Du coup, la Contribution climat énergie n'ose pas s'assumer comme un instrument voué en priorité à l'édification d'une économie verte. Où se situe le point d'équilibre entre l'efficacité écologique et l'acceptabilité sociale de cette taxe ? A cette question, on peinera à trouver une réponse univoque dans le rapport remis hier par Michel Rocard aux ministres concernés. Le renchérissement des énergies fossiles doit, comme l'avait déjà indiqué le Grenelle de l'Environnement, s'accompagner de politiques visant à développer l'offre d'alternatives à la consommation de ces énergies, rappelle le rapport. Mais il reste elliptique sur ce point. Des incitations à la transition énergétique, visant à permettre aux agents économiques concernés de s'affranchir de leurs consommations énergétiques sont évoquées comme la dernière roue de la charette, après les deux premiers dividendes : la baisse des impôts permise par le redéploiement de la taxe carbone en compensation, par exemple, d'une partie des cotisations sociales ou de la taxe professionnelle, et la hausse de croissance qui devrait mécaniquement s'en suivre, évaluée à 0,5% du PIB par la direction générale du Trésor et de la politique économique (DGTPE). En d'autres termes, le rapport des experts se concentre sur une évaluation des effets macroéconomiques de la taxe, sans que celle-ci soit envisagée comme un levier ciblé sur un dividende prioritairement écologique. On pourrait imaginer que le produit de la contribution énergie-climat soit affecté à trois objectifs complémentaires, selon des critères d'efficacité environnementale, économique et sociale : l'abondement d'un « Fonds de l'efficacité énergétique et du développement des énergies renouvelables », instrument majeur d'une politique de type « Facteur 4 », la compensation partielle de la baisse des recettes de l'État consécutive à la réduction attendue des consommations de produits énergétiques, et le financement de mesures de compensation pour les ménages modestes affectés par le renchérissement du coût de l'énergie.

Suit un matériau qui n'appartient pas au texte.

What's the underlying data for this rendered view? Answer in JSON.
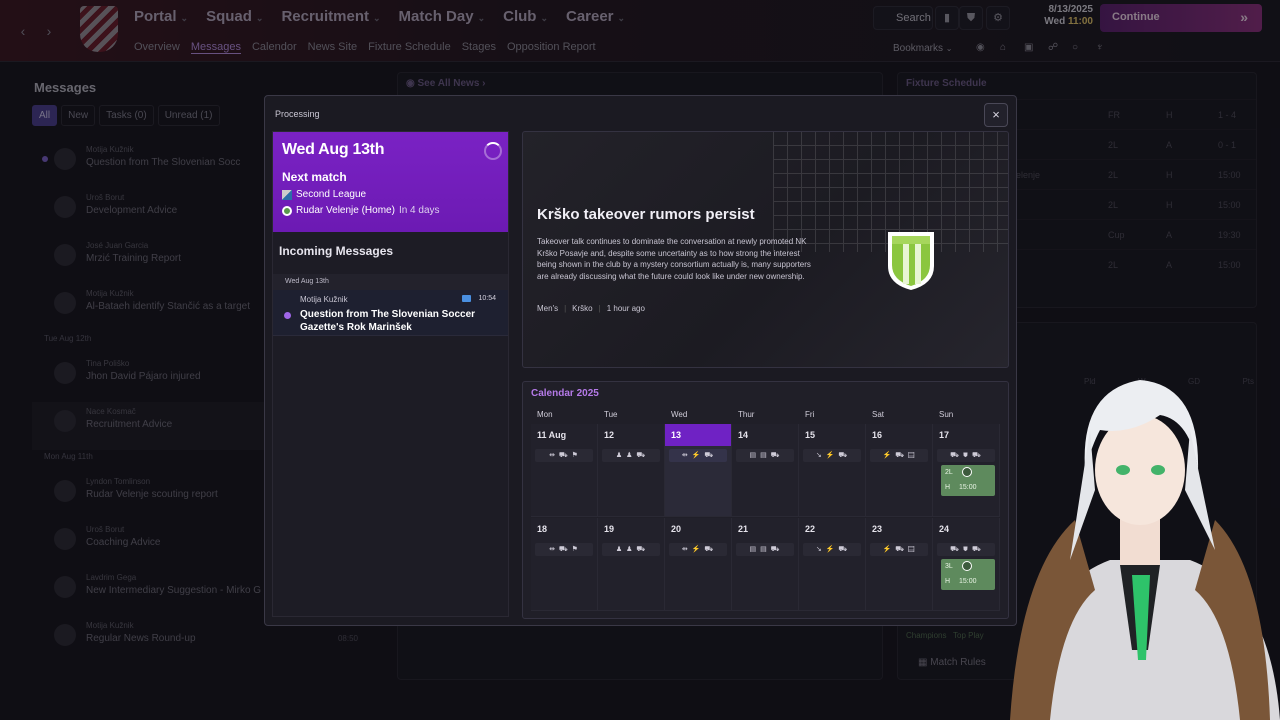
{
  "topbar": {
    "nav_back": "‹",
    "nav_forward": "›",
    "main_nav": [
      {
        "label": "Portal"
      },
      {
        "label": "Squad"
      },
      {
        "label": "Recruitment"
      },
      {
        "label": "Match Day"
      },
      {
        "label": "Club"
      },
      {
        "label": "Career"
      }
    ],
    "sub_nav": [
      "Overview",
      "Messages",
      "Calendor",
      "News Site",
      "Fixture Schedule",
      "Stages",
      "Opposition Report"
    ],
    "active_sub": "Messages",
    "search_label": "Search",
    "date": "8/13/2025",
    "day": "Wed",
    "time": "11:00",
    "continue_label": "Continue",
    "bookmarks_label": "Bookmarks"
  },
  "messages_panel": {
    "title": "Messages",
    "filters": [
      "All",
      "New",
      "Tasks (0)",
      "Unread (1)"
    ],
    "items": [
      {
        "from": "Motija Kužnik",
        "subject": "Question from The Slovenian Socc"
      },
      {
        "from": "Uroš Borut",
        "subject": "Development Advice"
      },
      {
        "from": "José Juan Garcia",
        "subject": "Mrzić Training Report"
      },
      {
        "from": "Motija Kužnik",
        "subject": "Al-Bataeh identify Stančić as a target"
      },
      {
        "sep": "Tue Aug 12th"
      },
      {
        "from": "Tina Poliško",
        "subject": "Jhon David Pájaro injured"
      },
      {
        "from": "Nace Kosmač",
        "subject": "Recruitment Advice"
      },
      {
        "sep": "Mon Aug 11th"
      },
      {
        "from": "Lyndon Tomlinson",
        "subject": "Rudar Velenje scouting report"
      },
      {
        "from": "Uroš Borut",
        "subject": "Coaching Advice"
      },
      {
        "from": "Lavdrim Gega",
        "subject": "New Intermediary Suggestion - Mirko G"
      },
      {
        "from": "Motija Kužnik",
        "subject": "Regular News Round-up",
        "time": "08:50"
      }
    ]
  },
  "bg_news": {
    "link": "See All News"
  },
  "bg_fixtures": {
    "title": "Fixture Schedule",
    "rows": [
      {
        "comp": "FR",
        "venue": "H",
        "res": "1 - 4"
      },
      {
        "comp": "2L",
        "venue": "A",
        "res": "0 - 1"
      },
      {
        "comp": "2L",
        "venue": "H",
        "res": "15:00",
        "team": "elenje"
      },
      {
        "comp": "2L",
        "venue": "H",
        "res": "15:00"
      },
      {
        "comp": "Cup",
        "venue": "A",
        "res": "19:30"
      },
      {
        "comp": "2L",
        "venue": "A",
        "res": "15:00"
      }
    ],
    "footer_links": [
      "Champions",
      "Top Play"
    ],
    "match_rules": "Match Rules",
    "table_headers": [
      "Pld",
      "W",
      "GD",
      "Pts"
    ]
  },
  "modal": {
    "title": "Processing",
    "close": "×",
    "processing": {
      "date": "Wed Aug 13th",
      "next_match_label": "Next match",
      "competition": "Second League",
      "opponent": "Rudar Velenje (Home)",
      "countdown": "In 4 days",
      "incoming_title": "Incoming Messages",
      "incoming_date": "Wed Aug 13th",
      "message": {
        "from": "Motija Kužnik",
        "time": "10:54",
        "subject": "Question from The Slovenian Soccer Gazette's Rok Marinšek"
      }
    },
    "news": {
      "headline": "Krško takeover rumors persist",
      "body": "Takeover talk continues to dominate the conversation at newly promoted NK Krško Posavje and, despite some uncertainty as to how strong the interest being shown in the club by a mystery consortium actually is, many supporters are already discussing what the future could look like under new ownership.",
      "tags": [
        "Men's",
        "Krško",
        "1 hour ago"
      ],
      "crest_colors": [
        "#8bc63f",
        "#ffffff"
      ]
    },
    "calendar": {
      "title": "Calendar 2025",
      "weekdays": [
        "Mon",
        "Tue",
        "Wed",
        "Thur",
        "Fri",
        "Sat",
        "Sun"
      ],
      "weeks": [
        [
          {
            "day": "11 Aug",
            "icons": "⇹ ⛟ ⚑"
          },
          {
            "day": "12",
            "icons": "♟ ♟ ⛟"
          },
          {
            "day": "13",
            "icons": "⇹ ⚡ ⛟",
            "today": true
          },
          {
            "day": "14",
            "icons": "▤ ▤ ⛟"
          },
          {
            "day": "15",
            "icons": "↘ ⚡ ⛟"
          },
          {
            "day": "16",
            "icons": "⚡ ⛟ ▤"
          },
          {
            "day": "17",
            "icons": "⛟ ⛊ ⛟",
            "match": {
              "comp": "2L",
              "venue": "H",
              "time": "15:00"
            }
          }
        ],
        [
          {
            "day": "18",
            "icons": "⇹ ⛟ ⚑"
          },
          {
            "day": "19",
            "icons": "♟ ♟ ⛟"
          },
          {
            "day": "20",
            "icons": "⇹ ⚡ ⛟"
          },
          {
            "day": "21",
            "icons": "▤ ▤ ⛟"
          },
          {
            "day": "22",
            "icons": "↘ ⚡ ⛟"
          },
          {
            "day": "23",
            "icons": "⚡ ⛟ ▤"
          },
          {
            "day": "24",
            "icons": "⛟ ⛊ ⛟",
            "match": {
              "comp": "3L",
              "venue": "H",
              "time": "15:00"
            }
          }
        ]
      ]
    }
  },
  "colors": {
    "accent": "#6f22c4",
    "continue": "#8c2f7e",
    "match": "#5e8a5d"
  }
}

Or, à ce stade les signaux sont confus. Pour être véritablement acceptable, la contribution climat-énergie devrait être à la fois juste socialement, cohérente et efficace écologiquement. Est-elle juste ? Le fait qu'elle pèse surtout sur les ménages et que les principaux pollueurs, les industriels, ne la paieront pas car ils sont, par ailleurs, soumis à des quotas européens... gratuits jusqu'en 2013 ne traduit-il pas une reculade face aux réactions des industries concernées, qui hurlent à la double peine ? Est-elle cohérente ? Le rapport Rocard ne dit pas clairement s'il faut taxer l'électricité produite par le nucléaire même si, à titre personnel, l'ancien premier ministre est partisan d'appliquer aussi la taxe carbone aux opérateurs électriques. Efficace ? Tout dépend de l'utilisation des recettes fiscales supplémentaires, estimées à 8 à 9 milliards d'euros par an au démarrage. S'il s'agit, par exemple, de compenser la baisse de la taxe professionnelle, l'efficacité écologique sera nulle. S'il s'agit de financer un Fonds vert pour la transition énergétique, l'efficacité et les renouvelables, le produit de la taxe gagnerait en visibilité écologique, donc en acceptabilité. Rendez-vous à l'automne pour le grand débat sur la fiscalité promis par le chef du gouvernement François Fillon.